Geospatial services (WFS, CSW, ArcGIS)

Analytics & BI (Power BI)

File & protocol connectors (FTP, FTP with CSV, data.json)

Creating a harvester

To get started with harvesters, click on the harvesters menu in your back office and then on Add harvester. You will be asked to choose the type of service you want to harvest, and a name for your harvester.

When you are done, click on Create harvester. You will be redirected to the configuration form of the harvester. As it depends on the harvester type, please refer to each harvester page below for detailed instructions.

Some options are available for every harvester type, such as:

  • Update on deletion: If the source assets are deleted on the harvested portal, delete them on this Huwise portal too. Otherwise, you may have assets that are not available on the external service anymore (e.g: if they are deleted from the external service).

  • Download resources: Download resources instead of attaching them via URL. This option allows you to detach your assets from the remote portal by permanently copying all required data on the Huwise platform. Otherwise, your assets will remain linked to the external service and will access the remote assets through their URL each time they are published.

  • Restrict visibility: Make the visibility of harvested assets restricted. Otherwise, they will have the default visibility of your portal.

  • Default metadatainspire metadataDCAT metadata: Allow you to override some metadata in every harvested asset. Useful if you want to force the theme or publisher instead of using the one used on the external service.

Once you are done configuring the harvester, you can click on the Preview button to test run it on a few assets. If you see some titles and descriptions and they look correct, you are all set. Otherwise, please double check your configuration.

Running a harvester

The harvesting process can be quite long on external services with many assets or with big ones. That's why it's split into two phases:

  • First, the harvester will connect to the remote service and discover all the data assets it contains. It will then create an unpublished asset for each remote asset it finds. These assets will contain all available metadata and resources (as URLs or as files depending on the download resources option). This happens when you click on the Start harvester button.

  • Next, it will process and publish all the harvested assets. This step can take a while. This happens when you click on the Publish button.

Editing harvested assets

Before publishing them, you can change the metadata of the harvested assets by overriding the initial metadata value.

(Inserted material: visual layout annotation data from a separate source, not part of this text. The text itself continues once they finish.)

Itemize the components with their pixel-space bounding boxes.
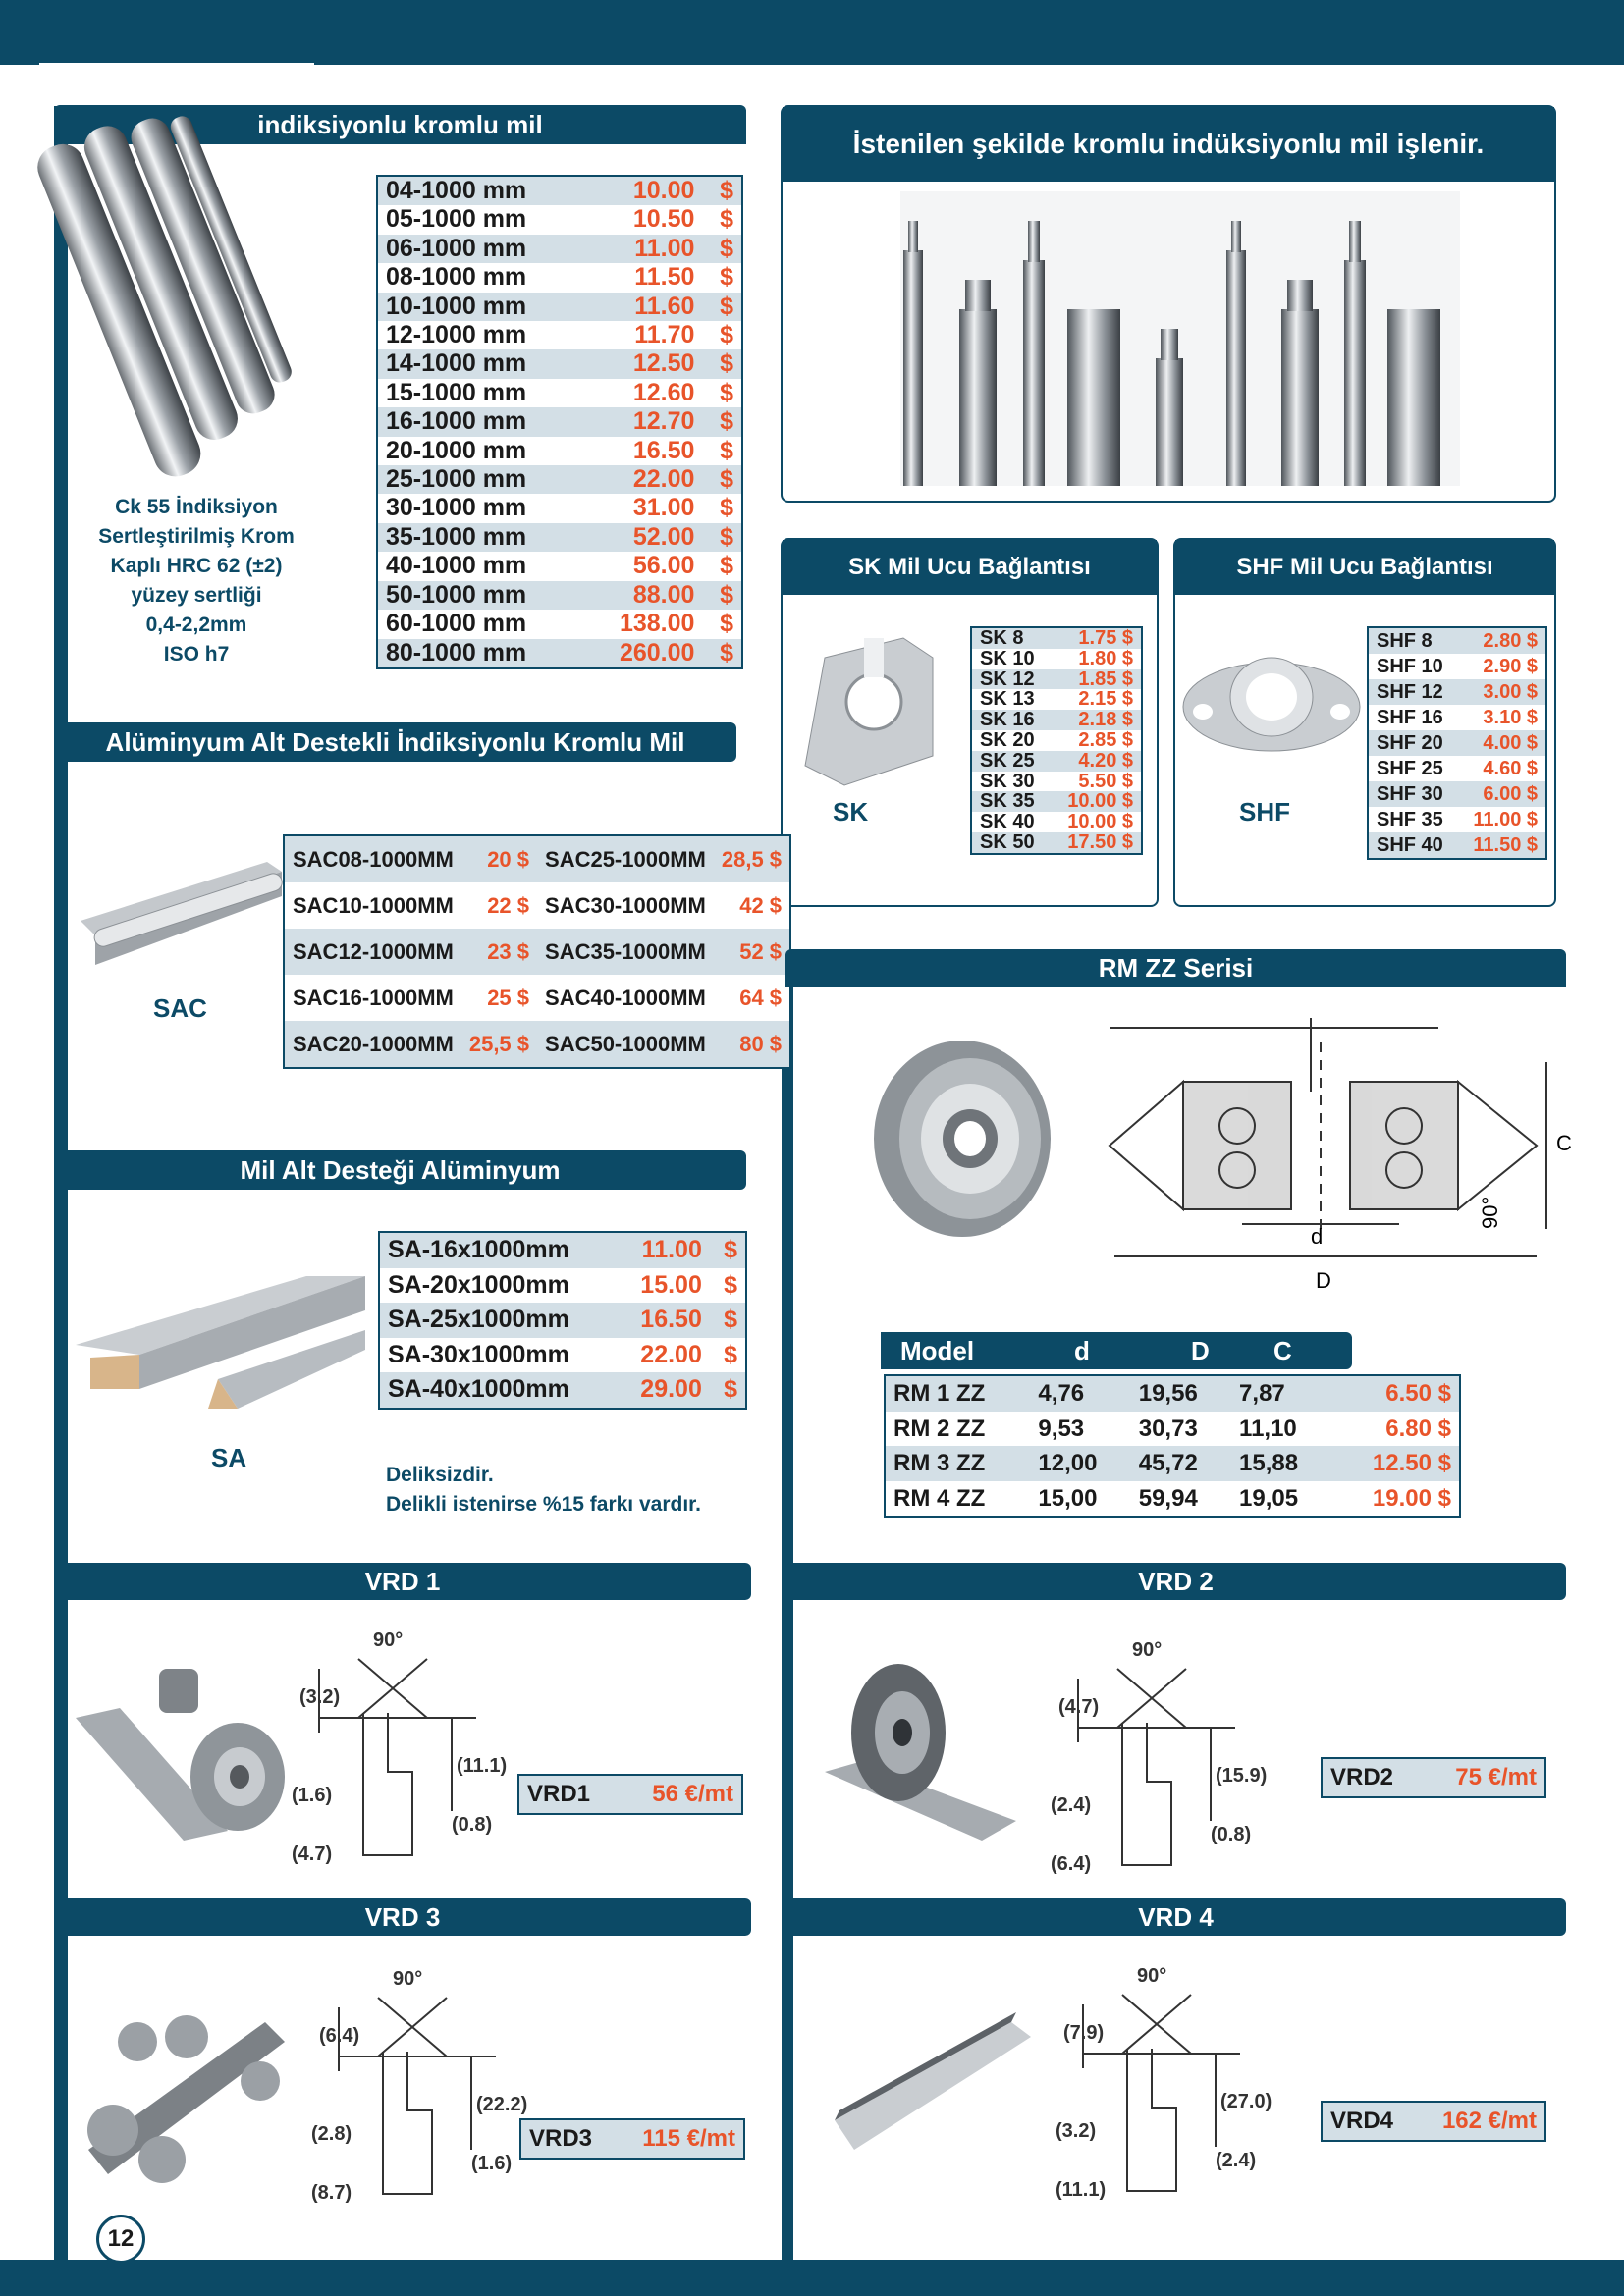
vrd3-price-box	[519, 2118, 745, 2160]
vrd1-model: VRD1	[518, 1775, 619, 1814]
krom-price-row	[377, 465, 742, 494]
sa-price: 16.50	[617, 1303, 709, 1338]
krom-price-row	[377, 523, 742, 552]
krom-desc-line: 0,4-2,2mm	[145, 614, 247, 636]
krom-price-row	[377, 235, 742, 263]
sk-model: SK 10	[971, 649, 1051, 669]
page-number: 12	[96, 2215, 145, 2264]
krom-price: 10.00	[583, 176, 702, 205]
rm-price-row	[885, 1412, 1460, 1447]
sa-price-row	[379, 1372, 746, 1409]
krom-price-row	[377, 407, 742, 436]
sk-label: SK	[833, 797, 869, 827]
rm-model: RM 1 ZZ	[885, 1375, 1030, 1412]
sa-model: SA-16x1000mm	[379, 1232, 617, 1268]
sk-price: 10.00 $	[1051, 791, 1142, 812]
sk-model: SK 50	[971, 832, 1051, 854]
sk-price-row	[971, 649, 1142, 669]
rm-price-row	[885, 1375, 1460, 1412]
rm-d: 4,76	[1030, 1375, 1130, 1412]
rm-dim-small-d: d	[1311, 1224, 1324, 1249]
shf-price-row	[1368, 807, 1546, 832]
krom-size: 16-1000 mm	[377, 407, 583, 436]
rm-header-big-d: D	[1191, 1336, 1210, 1365]
vrd2-title: VRD 2	[785, 1563, 1566, 1600]
krom-price: 16.50	[583, 437, 702, 465]
sa-support-image	[71, 1271, 370, 1414]
sa-price-row	[379, 1232, 746, 1268]
krom-currency: $	[702, 349, 742, 378]
krom-price-row	[377, 263, 742, 292]
custom-panel	[781, 105, 1556, 503]
krom-size: 08-1000 mm	[377, 263, 583, 292]
krom-price-row	[377, 205, 742, 234]
vrd3-model: VRD3	[520, 2119, 615, 2159]
sk-model: SK 8	[971, 627, 1051, 649]
shf-price: 11.00 $	[1458, 807, 1546, 832]
sac-model: SAC16-1000MM	[284, 975, 461, 1021]
sk-price: 10.00 $	[1051, 812, 1142, 832]
vrd1-title: VRD 1	[54, 1563, 751, 1600]
krom-price-row	[377, 349, 742, 378]
krom-currency: $	[702, 523, 742, 552]
krom-currency: $	[702, 205, 742, 234]
krom-size: 80-1000 mm	[377, 639, 583, 668]
sac-price-row	[284, 882, 790, 929]
sk-price-row	[971, 730, 1142, 751]
rm-d: 12,00	[1030, 1446, 1130, 1481]
rm-c: 15,88	[1231, 1446, 1331, 1481]
krom-currency: $	[702, 639, 742, 668]
sac-price-row	[284, 975, 790, 1021]
shf-model: SHF 10	[1368, 654, 1458, 679]
vrd-dim-label: (1.6)	[471, 2153, 513, 2174]
vrd-dim-label: (3.2)	[299, 1686, 341, 1708]
krom-currency: $	[702, 437, 742, 465]
krom-currency: $	[702, 263, 742, 292]
sk-price: 2.85 $	[1051, 730, 1142, 751]
vrd-dim-label: (2.8)	[311, 2123, 352, 2145]
sk-price: 1.80 $	[1051, 649, 1142, 669]
krom-size: 04-1000 mm	[377, 176, 583, 205]
krom-price: 12.70	[583, 407, 702, 436]
krom-price: 138.00	[583, 610, 702, 638]
krom-price-table	[376, 175, 743, 669]
sk-price-row	[971, 627, 1142, 649]
rm-header-c: C	[1273, 1336, 1292, 1365]
sac-model: SAC50-1000MM	[537, 1021, 714, 1068]
sa-currency: $	[710, 1232, 746, 1268]
rm-table-header	[881, 1332, 1352, 1369]
sk-title: SK Mil Ucu Bağlantısı	[783, 540, 1157, 595]
sac-rail-image	[71, 842, 287, 989]
krom-price: 52.00	[583, 523, 702, 552]
shf-price-row	[1368, 832, 1546, 859]
rm-model: RM 2 ZZ	[885, 1412, 1030, 1447]
shf-price: 2.80 $	[1458, 627, 1546, 654]
krom-price-row	[377, 494, 742, 522]
krom-price: 12.50	[583, 349, 702, 378]
shf-price: 11.50 $	[1458, 832, 1546, 859]
sk-model: SK 16	[971, 710, 1051, 730]
shf-price-row	[1368, 781, 1546, 807]
krom-currency: $	[702, 379, 742, 407]
rm-d: 15,00	[1030, 1481, 1130, 1518]
vrd-dim-label: (2.4)	[1051, 1794, 1092, 1816]
rm-d: 9,53	[1030, 1412, 1130, 1447]
sa-model: SA-30x1000mm	[379, 1338, 617, 1373]
krom-price-row	[377, 610, 742, 638]
shf-model: SHF 20	[1368, 730, 1458, 756]
sk-model: SK 12	[971, 669, 1051, 690]
krom-price: 11.50	[583, 263, 702, 292]
shf-price: 4.60 $	[1458, 756, 1546, 781]
krom-size: 30-1000 mm	[377, 494, 583, 522]
sk-model: SK 13	[971, 689, 1051, 710]
sa-note	[386, 1461, 701, 1520]
krom-price-row	[377, 581, 742, 610]
krom-currency: $	[702, 176, 742, 205]
sa-model: SA-40x1000mm	[379, 1372, 617, 1409]
sac-model: SAC20-1000MM	[284, 1021, 461, 1068]
vrd4-product-image	[830, 2012, 1036, 2160]
sac-price: 23 $	[461, 929, 537, 975]
vrd-dim-label: (2.4)	[1216, 2150, 1257, 2171]
shf-price-row	[1368, 654, 1546, 679]
vrd-dim-label: (6.4)	[1051, 1853, 1092, 1875]
krom-title: indiksiyonlu kromlu mil	[54, 105, 746, 144]
krom-size: 25-1000 mm	[377, 465, 583, 494]
shf-label: SHF	[1239, 797, 1290, 827]
rm-c: 7,87	[1231, 1375, 1331, 1412]
sa-price-row	[379, 1303, 746, 1338]
krom-desc-line: ISO h7	[163, 643, 230, 666]
vrd-dim-label: (3.2)	[1056, 2120, 1097, 2142]
krom-price-row	[377, 552, 742, 580]
sa-price-row	[379, 1268, 746, 1304]
krom-price: 56.00	[583, 552, 702, 580]
shf-price-row	[1368, 705, 1546, 730]
sac-model: SAC12-1000MM	[284, 929, 461, 975]
krom-currency: $	[702, 321, 742, 349]
sa-price-row	[379, 1338, 746, 1373]
rm-bearing-drawing	[1105, 1003, 1572, 1308]
shf-price: 4.00 $	[1458, 730, 1546, 756]
sa-model: SA-20x1000mm	[379, 1268, 617, 1304]
sk-model: SK 40	[971, 812, 1051, 832]
sk-bracket-image	[785, 618, 962, 795]
sac-price-row	[284, 929, 790, 975]
sac-title: Alüminyum Alt Destekli İndiksiyonlu Kromlu Mil	[54, 722, 736, 762]
krom-size: 14-1000 mm	[377, 349, 583, 378]
krom-price-row	[377, 176, 742, 205]
sac-price: 42 $	[714, 882, 790, 929]
shf-price: 6.00 $	[1458, 781, 1546, 807]
sa-price: 15.00	[617, 1268, 709, 1304]
sk-price: 5.50 $	[1051, 772, 1142, 792]
vrd-dim-label: 90°	[1132, 1639, 1163, 1661]
footer-bar	[0, 2260, 1624, 2296]
sa-title: Mil Alt Desteği Alüminyum	[54, 1150, 746, 1190]
shf-price-row	[1368, 627, 1546, 654]
vrd2-price-box	[1321, 1757, 1546, 1798]
rm-header-d: d	[1074, 1336, 1090, 1365]
shf-price: 2.90 $	[1458, 654, 1546, 679]
sa-model: SA-25x1000mm	[379, 1303, 617, 1338]
rm-c: 19,05	[1231, 1481, 1331, 1518]
sk-price-row	[971, 832, 1142, 854]
krom-currency: $	[702, 581, 742, 610]
vrd-dim-label: (0.8)	[1211, 1824, 1252, 1845]
vrd3-drawing	[299, 1963, 535, 2218]
sa-note-line: Deliksizdir.	[386, 1464, 494, 1486]
sa-currency: $	[710, 1268, 746, 1304]
krom-description	[98, 493, 295, 669]
shf-model: SHF 16	[1368, 705, 1458, 730]
krom-currency: $	[702, 552, 742, 580]
vrd-dim-label: 90°	[1137, 1965, 1167, 1987]
shf-flange-image	[1178, 628, 1365, 785]
krom-desc-line: Sertleştirilmiş Krom	[98, 525, 295, 548]
vrd4-model: VRD4	[1322, 2102, 1415, 2141]
rm-title: RM ZZ Serisi	[785, 949, 1566, 987]
sa-price: 22.00	[617, 1338, 709, 1373]
shf-price-row	[1368, 679, 1546, 705]
krom-price-row	[377, 379, 742, 407]
vrd-dim-label: (15.9)	[1216, 1765, 1268, 1787]
sk-price-row	[971, 669, 1142, 690]
vrd-dim-label: (27.0)	[1220, 2091, 1272, 2112]
rm-c: 11,10	[1231, 1412, 1331, 1447]
sk-model: SK 35	[971, 791, 1051, 812]
sa-price-table	[378, 1231, 747, 1410]
vrd4-price: 162 €/mt	[1415, 2102, 1545, 2141]
krom-desc-line: yüzey sertliği	[131, 584, 262, 607]
sk-price: 1.75 $	[1051, 627, 1142, 649]
krom-price-row	[377, 437, 742, 465]
rm-header-model: Model	[900, 1336, 975, 1365]
sa-note-line: Delikli istenirse %15 farkı vardır.	[386, 1493, 702, 1516]
shf-model: SHF 35	[1368, 807, 1458, 832]
sac-price: 52 $	[714, 929, 790, 975]
rm-big-d: 30,73	[1131, 1412, 1231, 1447]
sk-price-row	[971, 791, 1142, 812]
custom-shafts-image	[783, 182, 1558, 496]
sa-currency: $	[710, 1372, 746, 1409]
shf-model: SHF 40	[1368, 832, 1458, 859]
krom-price: 88.00	[583, 581, 702, 610]
krom-currency: $	[702, 235, 742, 263]
vrd2-product-image	[820, 1654, 1026, 1850]
sac-price: 25,5 $	[461, 1021, 537, 1068]
krom-price: 11.60	[583, 293, 702, 321]
sa-currency: $	[710, 1303, 746, 1338]
krom-size: 20-1000 mm	[377, 437, 583, 465]
krom-currency: $	[702, 293, 742, 321]
krom-currency: $	[702, 494, 742, 522]
vrd1-drawing	[280, 1625, 506, 1870]
rm-price-row	[885, 1481, 1460, 1518]
vrd2-price: 75 €/mt	[1422, 1758, 1545, 1797]
sk-price: 2.15 $	[1051, 689, 1142, 710]
sk-price-row	[971, 772, 1142, 792]
vrd1-price-box	[517, 1774, 743, 1815]
vrd-dim-label: (8.7)	[311, 2182, 352, 2204]
center-vertical-bar	[782, 982, 793, 2268]
rm-dim-angle: 90°	[1478, 1196, 1502, 1229]
sac-model: SAC30-1000MM	[537, 882, 714, 929]
sk-price-row	[971, 689, 1142, 710]
sk-model: SK 20	[971, 730, 1051, 751]
vrd2-model: VRD2	[1322, 1758, 1422, 1797]
sk-model: SK 25	[971, 751, 1051, 772]
vrd-dim-label: (1.6)	[292, 1785, 333, 1806]
sa-price: 29.00	[617, 1372, 709, 1409]
top-bar	[0, 0, 1624, 65]
sk-price-row	[971, 710, 1142, 730]
vrd-dim-label: (7.9)	[1063, 2022, 1105, 2044]
sk-price: 1.85 $	[1051, 669, 1142, 690]
krom-size: 05-1000 mm	[377, 205, 583, 234]
sk-price: 17.50 $	[1051, 832, 1142, 854]
sa-price: 11.00	[617, 1232, 709, 1268]
krom-size: 12-1000 mm	[377, 321, 583, 349]
shf-model: SHF 8	[1368, 627, 1458, 654]
sac-price-row	[284, 1021, 790, 1068]
krom-size: 35-1000 mm	[377, 523, 583, 552]
sac-label: SAC	[153, 993, 207, 1023]
vrd3-product-image	[79, 2002, 295, 2199]
krom-price: 12.60	[583, 379, 702, 407]
shf-price-row	[1368, 730, 1546, 756]
sk-price: 2.18 $	[1051, 710, 1142, 730]
krom-desc-line: Kaplı HRC 62 (±2)	[110, 555, 283, 577]
sk-price-row	[971, 751, 1142, 772]
sa-label: SA	[211, 1443, 247, 1472]
krom-size: 40-1000 mm	[377, 552, 583, 580]
rm-model: RM 3 ZZ	[885, 1446, 1030, 1481]
rm-big-d: 45,72	[1131, 1446, 1231, 1481]
sa-currency: $	[710, 1338, 746, 1373]
krom-currency: $	[702, 407, 742, 436]
sac-model: SAC40-1000MM	[537, 975, 714, 1021]
sac-price: 64 $	[714, 975, 790, 1021]
krom-price-row	[377, 321, 742, 349]
krom-size: 50-1000 mm	[377, 581, 583, 610]
vrd3-price: 115 €/mt	[615, 2119, 744, 2159]
shf-model: SHF 12	[1368, 679, 1458, 705]
sac-price: 25 $	[461, 975, 537, 1021]
custom-title: İstenilen şekilde kromlu indüksiyonlu mil işlenir.	[783, 107, 1554, 182]
vrd4-price-box	[1321, 2101, 1546, 2142]
vrd1-price: 56 €/mt	[619, 1775, 742, 1814]
vrd4-title: VRD 4	[785, 1898, 1566, 1936]
shf-price: 3.10 $	[1458, 705, 1546, 730]
vrd-dim-label: (11.1)	[1056, 2179, 1107, 2201]
rm-price: 19.00 $	[1331, 1481, 1460, 1518]
krom-price: 10.50	[583, 205, 702, 234]
rm-dim-c: C	[1556, 1131, 1572, 1155]
krom-price-row	[377, 293, 742, 321]
krom-price: 11.70	[583, 321, 702, 349]
sac-model: SAC25-1000MM	[537, 835, 714, 882]
rm-price: 6.80 $	[1331, 1412, 1460, 1447]
sk-price-row	[971, 812, 1142, 832]
vrd1-product-image	[71, 1659, 277, 1845]
vrd-dim-label: (0.8)	[452, 1814, 493, 1836]
shf-price-row	[1368, 756, 1546, 781]
shf-model: SHF 25	[1368, 756, 1458, 781]
sk-price-table	[970, 626, 1143, 855]
rm-price: 6.50 $	[1331, 1375, 1460, 1412]
krom-size: 15-1000 mm	[377, 379, 583, 407]
vrd-dim-label: 90°	[373, 1629, 404, 1651]
vrd2-drawing	[1039, 1634, 1274, 1880]
sk-model: SK 30	[971, 772, 1051, 792]
krom-currency: $	[702, 465, 742, 494]
shf-price-table	[1367, 626, 1547, 860]
vrd-dim-label: (6.4)	[319, 2025, 360, 2047]
sac-price: 28,5 $	[714, 835, 790, 882]
krom-price: 22.00	[583, 465, 702, 494]
krom-size: 60-1000 mm	[377, 610, 583, 638]
sac-price-table	[283, 834, 791, 1069]
sac-model: SAC08-1000MM	[284, 835, 461, 882]
krom-size: 06-1000 mm	[377, 235, 583, 263]
rm-model: RM 4 ZZ	[885, 1481, 1030, 1518]
krom-currency: $	[702, 610, 742, 638]
rm-price: 12.50 $	[1331, 1446, 1460, 1481]
top-bar-accent	[39, 63, 314, 67]
vrd-dim-label: (4.7)	[1058, 1696, 1100, 1718]
rm-price-row	[885, 1446, 1460, 1481]
vrd-dim-label: (22.2)	[476, 2094, 528, 2115]
sac-model: SAC10-1000MM	[284, 882, 461, 929]
sac-price: 20 $	[461, 835, 537, 882]
rm-bearing-image	[864, 1031, 1060, 1247]
shf-model: SHF 30	[1368, 781, 1458, 807]
krom-price: 11.00	[583, 235, 702, 263]
shf-price: 3.00 $	[1458, 679, 1546, 705]
shf-title: SHF Mil Ucu Bağlantısı	[1175, 540, 1554, 595]
sac-price-row	[284, 835, 790, 882]
krom-price: 260.00	[583, 639, 702, 668]
vrd-dim-label: (4.7)	[292, 1843, 333, 1865]
krom-desc-line: Ck 55 İndiksiyon	[115, 496, 278, 518]
krom-price-row	[377, 639, 742, 668]
vrd4-drawing	[1044, 1960, 1279, 2216]
rm-big-d: 19,56	[1131, 1375, 1231, 1412]
sac-price: 80 $	[714, 1021, 790, 1068]
sk-price: 4.20 $	[1051, 751, 1142, 772]
vrd3-title: VRD 3	[54, 1898, 751, 1936]
vrd-dim-label: (11.1)	[457, 1755, 508, 1777]
rm-price-table	[884, 1374, 1461, 1518]
rm-big-d: 59,94	[1131, 1481, 1231, 1518]
krom-price: 31.00	[583, 494, 702, 522]
sac-price: 22 $	[461, 882, 537, 929]
chrome-rods-image	[69, 147, 304, 452]
rm-dim-big-d: D	[1316, 1268, 1331, 1293]
vrd-dim-label: 90°	[393, 1968, 423, 1990]
sac-model: SAC35-1000MM	[537, 929, 714, 975]
krom-size: 10-1000 mm	[377, 293, 583, 321]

This override will be kept even if you restart your harvester.

Deleting a harvester

When you delete a harvester by clicking the Delete harvester button, you can choose between keeping the harvested assets (they will be kept as regular assets in your catalog) or by deleting them with the harvester.

If you choose to keep them, please keep in mind that you will have to handle them one by one to unpublish or delete them afterward and that they will be duplicated if you recreate another harvester on the same external service.

Scheduling

From the configuration page of a harvester, it is possible to make it run periodically. To do this, scroll to the bottom of the page and click on Set recurring runs. You can run the harvester every day or choose the days of the week or the days of the month it will run on. However, you always have to choose the time of day when it will run because it can not run more than once a day.

The periodic run will only trigger if the harvester has been run at least once.

At the end of a scheduled run, all the harvester's already published assets will be republished, but unpublished assets or new assets will not be automatically published.